Im Babyalter wird das Stillen nach Bedarf proklamiert. Und auch sonst sollten Eltern bei ihren Babys sofort springen, wenn sie pupsen, kacken, meckern oder schreien. Doch was geschieht, wenn Eltern dieses Verhalten über die Babyzeit hinaus zeigen?

Was der gute Jesper Juul dazu sagt

Später las ich ein Buch von Jesper Juul, "Das Familienhaus", in welchem ich ein sehr passendes Zitat fand:

"Es verliert die Fähigkeit, sich zu freuen und zu warten. Vor allem gewöhnt es sich daran, dass jeder Wunsch sofort befriedigt wird. Es ist ein naheligender Gedanke, dass solche Kinder später dazu neigen werden, ihre Frustration mit Alkohol, Drogen oder Medikamenten zu betäuben. Heutzutage werden Kinder vor jeder Art von Entbehrung, Schmerz und Frustration bewahrt. Sie leben wie Teletubbies. Wenn man auf diese Art aufwächst, fühlt man sich natürlich hilflos und verloren oder sucht die Extreme, um zu sprüren, dass man lebt." (S. 23)

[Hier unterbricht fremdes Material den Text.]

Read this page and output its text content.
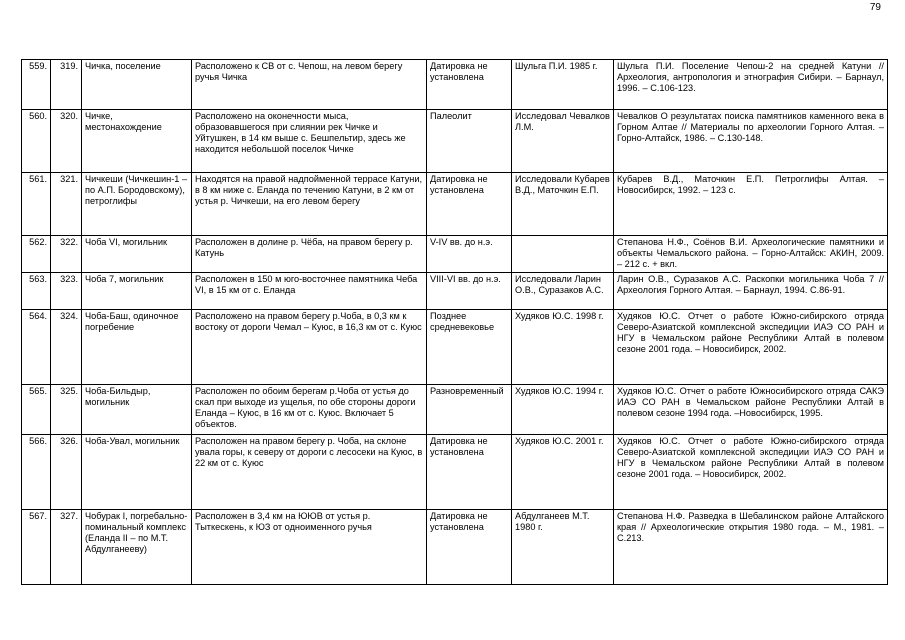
79
559.	319.	Чичка, поселение	Расположено к СВ от с. Чепош, на левом берегу ручья Чичка	Датировка не установлена	Шульга П.И. 1985 г.	Шульга П.И. Поселение Чепош-2 на средней Катуни // Археология, антропология и этнография Сибири. – Барнаул, 1996. – С.106-123.
560.	320.	Чичке, местонахождение	Расположено на оконечности мыса, образовавшегося при слиянии рек Чичке и Уйтушкен, в 14 км выше с. Бешпельтир, здесь же находится небольшой поселок Чичке	Палеолит	Исследовал Чевалков Л.М.	Чевалков О результатах поиска памятников каменного века в Горном Алтае // Материалы по археологии Горного Алтая. – Горно-Алтайск, 1986. – С.130-148.
561.	321.	Чичкеши (Чичкешин-1 – по А.П. Бородовскому), петроглифы	Находятся на правой надпойменной террасе Катуни, в 8 км ниже с. Еланда по течению Катуни, в 2 км от устья р. Чичкеши, на его левом берегу	Датировка не установлена	Исследовали Кубарев В.Д., Маточкин Е.П.	Кубарев В.Д., Маточкин Е.П. Петроглифы Алтая. –Новосибирск, 1992. – 123 с.
562.	322.	Чоба VI, могильник	Расположен в долине р. Чёба, на правом берегу р. Катунь	V-IV вв. до н.э.		Степанова Н.Ф., Соёнов В.И. Археологические памятники и объекты Чемальского района. – Горно-Алтайск: АКИН, 2009. – 212 с. + вкл.
563.	323.	Чоба 7, могильник	Расположен в 150 м юго-восточнее памятника Чеба VI, в 15 км от с. Еланда	VIII-VI вв. до н.э.	Исследовали Ларин О.В., Суразаков А.С.	Ларин О.В., Суразаков А.С. Раскопки могильника Чоба 7 // Археология Горного Алтая. – Барнаул, 1994. С.86-91.
564.	324.	Чоба-Баш, одиночное погребение	Расположено на правом берегу р.Чоба, в 0,3 км к востоку от дороги Чемал – Куюс, в 16,3 км от с. Куюс	Позднее средневековье	Худяков Ю.С. 1998 г.	Худяков Ю.С. Отчет о работе Южно-сибирского отряда Северо-Азиатской комплексной экспедиции ИАЭ СО РАН и НГУ в Чемальском районе Республики Алтай в полевом сезоне 2001 года. – Новосибирск, 2002.
565.	325.	Чоба-Бильдыр, могильник	Расположен по обоим берегам р.Чоба от устья до скал при выходе из ущелья, по обе стороны дороги Еланда – Куюс, в 16 км от с. Куюс. Включает 5 объектов.	Разновременный	Худяков Ю.С. 1994 г.	Худяков Ю.С. Отчет о работе Южносибирского отряда САКЭ ИАЭ СО РАН в Чемальском районе Республики Алтай в полевом сезоне 1994 года. –Новосибирск, 1995.
566.	326.	Чоба-Увал, могильник	Расположен на правом берегу р. Чоба, на склоне увала горы, к северу от дороги с лесосеки на Куюс, в 22 км от с. Куюс	Датировка не установлена	Худяков Ю.С. 2001 г.	Худяков Ю.С. Отчет о работе Южно-сибирского отряда Северо-Азиатской комплексной экспедиции ИАЭ СО РАН и НГУ в Чемальском районе Республики Алтай в полевом сезоне 2001 года. – Новосибирск, 2002.
567.	327.	Чобурак I, погребально-поминальный комплекс (Еланда II – по М.Т. Абдулганееву)	Расположен в 3,4 км на ЮЮВ от устья р. Тыткескень, к ЮЗ от одноименного ручья	Датировка не установлена	Абдулганеев М.Т. 1980 г.	Степанова Н.Ф. Разведка в Шебалинском районе Алтайского края // Археологические открытия 1980 года. – М., 1981. – С.213.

Der schmale Grad zwischen Bedürfniserfüllung und Verwöhnen

Jetzt mal im ernst. Das was Jesper Juul so sagt, klingt ja immer plausibel. Doch das Problem an der Sache ist, dass in jeder Situation, in jeder Familie, bei jeder Person die Dinge anders ausgelegt werden können. Jede Mutter, jeder Vater hat seine eigenen Grenzen, die es dem Kind weitervermitteln will. Die eine Mutter verteilt erst gar keine Reiswaffeln, die andere Mutter ist bei der Nahrungsaufnahme vielleicht etwas freigiebiger. Jeder sieht das anders. Wichtig ist eben, dass man seine eigenen Werte dem Kind vermittelt. Nur so kann es lernen diese zu erkennen, zu respektieren und selbst herauszubilden. 

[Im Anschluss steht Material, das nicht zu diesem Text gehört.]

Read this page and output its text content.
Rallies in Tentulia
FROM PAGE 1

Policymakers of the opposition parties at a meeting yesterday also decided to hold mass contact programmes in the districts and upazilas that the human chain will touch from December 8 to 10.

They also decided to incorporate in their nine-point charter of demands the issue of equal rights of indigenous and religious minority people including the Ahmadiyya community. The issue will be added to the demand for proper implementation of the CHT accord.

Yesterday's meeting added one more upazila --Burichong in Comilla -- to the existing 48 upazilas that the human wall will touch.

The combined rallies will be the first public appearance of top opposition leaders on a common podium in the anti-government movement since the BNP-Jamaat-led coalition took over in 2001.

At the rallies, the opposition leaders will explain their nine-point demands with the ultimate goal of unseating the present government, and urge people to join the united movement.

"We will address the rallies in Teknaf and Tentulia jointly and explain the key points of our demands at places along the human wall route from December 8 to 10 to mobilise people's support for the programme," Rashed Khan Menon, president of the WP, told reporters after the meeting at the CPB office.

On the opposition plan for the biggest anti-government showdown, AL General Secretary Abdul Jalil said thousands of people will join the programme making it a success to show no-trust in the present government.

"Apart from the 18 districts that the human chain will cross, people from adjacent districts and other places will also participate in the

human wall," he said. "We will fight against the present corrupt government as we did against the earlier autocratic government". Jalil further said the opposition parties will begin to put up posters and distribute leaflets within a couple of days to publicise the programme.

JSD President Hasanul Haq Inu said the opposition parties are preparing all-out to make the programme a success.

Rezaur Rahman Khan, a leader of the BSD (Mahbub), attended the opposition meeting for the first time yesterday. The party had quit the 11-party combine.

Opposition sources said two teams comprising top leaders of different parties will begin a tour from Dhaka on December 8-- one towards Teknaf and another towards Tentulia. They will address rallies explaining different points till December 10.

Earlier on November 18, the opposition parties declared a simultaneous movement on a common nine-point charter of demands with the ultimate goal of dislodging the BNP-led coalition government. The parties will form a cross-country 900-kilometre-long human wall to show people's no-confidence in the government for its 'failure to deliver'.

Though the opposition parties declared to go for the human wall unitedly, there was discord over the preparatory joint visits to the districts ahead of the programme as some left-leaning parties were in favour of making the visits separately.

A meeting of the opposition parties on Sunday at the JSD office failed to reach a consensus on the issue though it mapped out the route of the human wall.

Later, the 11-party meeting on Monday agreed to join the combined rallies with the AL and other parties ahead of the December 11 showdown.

Aus meiner Sicht muss man zwei Dinge unterscheiden: das eine ist Geborgenheit und Sicherheit geben. Das kann eine Mutter (oder Vater) nie genug. Nur so kann eine tiefe Beziehung zum Kind aufgebaut werden. Dazu gehört eben das Stillen, das Tragen, das Kuscheln.
Die andere Seite ist die Erfüllung von Bedürfnissen, die über diese Grundbedürfnisse hinaus gehen. Ich bin der Meinung, dass eben dann, wenn diese "Luxusbedürfnisse" immer bedient werden, man den Anspruch an eine Bedürfniserfüllung entsprechend hoch setzt. Auf diese Weise werden Kinder maßlos, weil sie selber nicht mehr ihre eigenen, tatsächlichen Bedürfnisse einschätzen können. Zumindest ist das meine Interpretation.

 

Was das mit uns zu tun hat

Und nun versuche ich mal noch den Bogen zu uns zu spannen...
Unser Wölkchen erhält derzeit das volle Programm an Zuwendung. Sie wird nach Bedarf gestillt. Sie pupst und ich wickle, sie meckert und ich versuche sie zu beruhigen. Sie darf das bekommen, was sie möchte: Nähe, Zuwendung, Milch. 
Auch Wirbelwind erhält diese Zuwendung, aber eben anders. Wir kuscheln auf dem Sofa, sie erhält Frühstück, Mittagessen und Abendbrot. Und da kann sie essen, was sie möchte. Nur für das Naschen, was ja quasi ein Luxusbdürfnis ist, gibt es klare Regeln: einmal am Vormittag und einmal am Nachmittag ist erlaubt. Abends wird nicht mehr genascht. Zudem Luxus ist aus meiner Sicht mit dem Handy zu spielen oder Fernzusehen. Auch hier hat sie nicht uneingeschränkten Zugriff. Ferngesehen wird nicht vor 18 Uhr. 

Grenzen testen

Doch obwohl dies bei uns immer klar kommuniziert wird, versucht Wirbelwind zu testen, wie weit sie gehen kann. Immer wieder fängt sie den Satz an "Mama, darf ich..." und überlegt dann, was sie diesmal einfügt. Häufig ist es "...fernsehen", wenn es noch deutlich zu früh ist oder "...naschen", wenn es schon deutlich zu spät ist. Es ist, als ob sie nur darauf wartet von uns ein ´Nein` zu hören. Und wir erklären ihr dann immer wieder, warum das nicht geht. Dass wir gerne statt fernzusehen etwas zusammen spielen können oder dass es gleich Abendbrot gibt. Man kann dann darauf wetten, dass sie daraufhin die Floskel "Aber ich möchte das!" in einem meckernden Ton von sich gibt.
Und in genau diesem Moment frage ich mich: habe ich sie vielleicht an anderer Stelle zu sehr verwöhnt? Ist die tägliche Nascherei am Nachmittag (Gummibärchen, oder etwas vom Bäcker, oder Eis) zu viel? Lasse ich ihr im Alltag zu viel Freiräume, dass sie diese auch auf andere Situationen überträgt?
Der Papa ist da deutlich rigoroser. Manchmal finde ich es zu viel des Guten, da würde ich unserem Wirbelwind gerne mehr Freiheiten gewähren, als er es tut. In anderen Situationen habe ich von ihm gelernt, dass auch ein ´Nein` nicht schlimm sein kann. Wenn sie beispielsweise UNBEDINGT einen Luftballon haben möchte und ich schon das Portemonaie zücke, dann sagt der Papa "Nein" und unser Wirbelwind "ok" und geht weiter. Ich stehe dann perplex da, packe die Geldbörse wieder ein und frage mich einmal mehr, was hier gerade passiert ist. 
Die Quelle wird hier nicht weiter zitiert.